Kickstarter has taught us a couple of things: Veronica Mars has a lot of fans, and if enough people want something it will get made. It’s the latter idea that inspired Stock Mfg. Co., a local online clothing and accessories company. Consumers are curators, assisting in the selection of wearable lines of high-style, good quality and well-priced designs. Basically, if you (and enough other people) like it, want it and click to buy it, Stock will make sure that item gets made in its Garfield Park warehouse and will ship to your home. Designers submit patterns and, if accepted, the site hosts their product for a run of about two weeks. No up-front costs are required from the designers, just the hope that pre-orders meet quota, typically a minimum of 25, and then production moves forward. The success of sales then determines whether the goods remain limited editions or become stock.
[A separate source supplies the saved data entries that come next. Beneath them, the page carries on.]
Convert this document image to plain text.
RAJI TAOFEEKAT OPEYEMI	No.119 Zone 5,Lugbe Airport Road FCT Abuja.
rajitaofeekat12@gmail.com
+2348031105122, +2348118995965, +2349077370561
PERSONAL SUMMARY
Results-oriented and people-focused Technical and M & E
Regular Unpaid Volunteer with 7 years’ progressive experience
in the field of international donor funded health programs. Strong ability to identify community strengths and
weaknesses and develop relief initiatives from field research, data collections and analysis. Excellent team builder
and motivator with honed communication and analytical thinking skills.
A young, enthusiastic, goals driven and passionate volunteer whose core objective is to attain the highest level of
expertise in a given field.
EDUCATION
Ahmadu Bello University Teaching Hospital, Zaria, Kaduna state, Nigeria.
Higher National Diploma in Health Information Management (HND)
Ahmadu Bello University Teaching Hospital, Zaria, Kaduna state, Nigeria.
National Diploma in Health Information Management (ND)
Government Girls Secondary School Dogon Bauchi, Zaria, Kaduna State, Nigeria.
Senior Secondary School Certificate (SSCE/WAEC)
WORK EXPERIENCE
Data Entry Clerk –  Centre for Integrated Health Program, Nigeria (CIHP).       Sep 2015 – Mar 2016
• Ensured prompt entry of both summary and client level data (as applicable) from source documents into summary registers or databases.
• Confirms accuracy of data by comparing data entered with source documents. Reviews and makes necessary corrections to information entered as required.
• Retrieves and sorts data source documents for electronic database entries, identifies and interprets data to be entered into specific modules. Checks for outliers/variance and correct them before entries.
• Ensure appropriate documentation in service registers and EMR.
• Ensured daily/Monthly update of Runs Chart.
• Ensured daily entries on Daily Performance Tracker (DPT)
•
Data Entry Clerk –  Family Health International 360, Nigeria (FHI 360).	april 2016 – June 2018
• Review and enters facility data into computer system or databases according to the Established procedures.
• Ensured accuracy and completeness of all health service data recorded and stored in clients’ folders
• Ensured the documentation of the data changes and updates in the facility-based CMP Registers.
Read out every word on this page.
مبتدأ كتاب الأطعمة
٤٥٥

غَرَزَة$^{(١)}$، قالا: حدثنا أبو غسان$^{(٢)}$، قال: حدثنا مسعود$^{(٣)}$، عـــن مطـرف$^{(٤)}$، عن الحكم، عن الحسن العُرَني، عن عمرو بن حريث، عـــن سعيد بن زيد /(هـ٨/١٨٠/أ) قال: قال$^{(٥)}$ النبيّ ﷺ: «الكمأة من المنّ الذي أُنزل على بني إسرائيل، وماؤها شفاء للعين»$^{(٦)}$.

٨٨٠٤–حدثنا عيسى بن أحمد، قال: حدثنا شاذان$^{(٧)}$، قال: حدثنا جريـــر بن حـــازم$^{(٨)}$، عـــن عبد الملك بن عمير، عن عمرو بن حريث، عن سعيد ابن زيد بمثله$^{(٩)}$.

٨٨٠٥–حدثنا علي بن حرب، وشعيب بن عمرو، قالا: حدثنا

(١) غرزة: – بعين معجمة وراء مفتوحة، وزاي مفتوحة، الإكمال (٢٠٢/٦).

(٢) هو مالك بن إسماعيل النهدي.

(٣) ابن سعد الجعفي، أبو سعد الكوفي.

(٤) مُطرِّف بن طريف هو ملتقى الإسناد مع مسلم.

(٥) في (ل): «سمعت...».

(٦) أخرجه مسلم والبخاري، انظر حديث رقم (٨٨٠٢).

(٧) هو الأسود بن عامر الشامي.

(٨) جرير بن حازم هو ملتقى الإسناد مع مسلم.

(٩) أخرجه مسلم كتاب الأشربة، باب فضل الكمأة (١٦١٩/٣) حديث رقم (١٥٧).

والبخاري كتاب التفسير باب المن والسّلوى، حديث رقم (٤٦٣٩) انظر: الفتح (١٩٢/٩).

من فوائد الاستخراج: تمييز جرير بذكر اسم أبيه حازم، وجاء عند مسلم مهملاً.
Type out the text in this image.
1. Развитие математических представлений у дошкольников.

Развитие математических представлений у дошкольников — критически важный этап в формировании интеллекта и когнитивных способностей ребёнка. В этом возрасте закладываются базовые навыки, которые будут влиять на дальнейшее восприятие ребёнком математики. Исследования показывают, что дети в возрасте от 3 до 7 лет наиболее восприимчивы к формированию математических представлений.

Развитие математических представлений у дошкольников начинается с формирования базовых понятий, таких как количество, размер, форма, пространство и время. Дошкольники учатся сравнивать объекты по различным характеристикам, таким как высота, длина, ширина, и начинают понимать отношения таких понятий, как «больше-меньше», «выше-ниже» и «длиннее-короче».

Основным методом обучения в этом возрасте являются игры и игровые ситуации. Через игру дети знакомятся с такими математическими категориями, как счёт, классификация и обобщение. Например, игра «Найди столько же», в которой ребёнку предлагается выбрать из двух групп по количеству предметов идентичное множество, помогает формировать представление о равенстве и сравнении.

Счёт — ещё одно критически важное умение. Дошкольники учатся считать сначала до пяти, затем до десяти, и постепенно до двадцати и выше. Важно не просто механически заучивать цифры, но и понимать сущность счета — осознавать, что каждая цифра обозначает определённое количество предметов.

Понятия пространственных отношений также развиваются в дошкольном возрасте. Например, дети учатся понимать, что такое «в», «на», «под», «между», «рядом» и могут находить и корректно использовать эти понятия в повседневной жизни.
The idea of manufacturing to a more user-friendly fashion industry by selling “straight from stock,” as Stock’s CEO, Jim Snediker, refers to it, grew out of the backgrounds and entrepreneurial spirit of the company’s five partners. Snediker and his colleague Jason Morgan started an indie shopping site called Left of Trend; Mike Morarity and Tim Tierney ran their own menswear label, Vagrant Nobility; and Areill Ives was at the helm of his family’s apparel factory in Chicago. The men pooled their resources and desire for American-made premium goods—minus the retail mark-ups. By offering a one-stop spot for designers, Stock Mfg. Co. provides the space, staff and support for the entire process from fabrication to PR and marketing to sales. “We want to create jobs in Chicago on many levels,” Snediker says. That goal extends to both up-and-coming names and established designers looking to try out new projects.
The focus for Stock Mfg. Co. is transitioning to menswear; the company initially featured clothing for men and women. In March, local Columbia College graduate Shelby Steiner debuted her layered chiffon maxi-skirt. Another recent addition was a Montauk tie named for the Hamptons retreat, presented in a preppy linen seersucker combo by Artfully Disheveled. Stock Mfg. Co.’s pool of talent is not limited to Chicago; the company only requires its designers to be U.S.-based. Dixon Rand, a label by Abe Voytek, who is originally from San Diego, debuts soon on the site with a triple pocket day-to-night grey blazer featuring the details of old-school tailoring. Each article of clothing on the homepage is accompanied by a short designer bio and video montage incorporating the look into everyday settings.
Selling alongside these guest designers is Stock’s own brand of ready-to-wear. And now the company is preparing to cast an even wider net: In a few weeks, Bloomingdale’s will promote a selection of pocket squares, made exclusively for the store by Stock, in its Chicago and New York locations. The company also plans to expand and improve its machinery, and is actually turning to Kickstarter to help fund those projects. “The more we expand and improve,” Snediker says, “the more diverse our offerings can get.”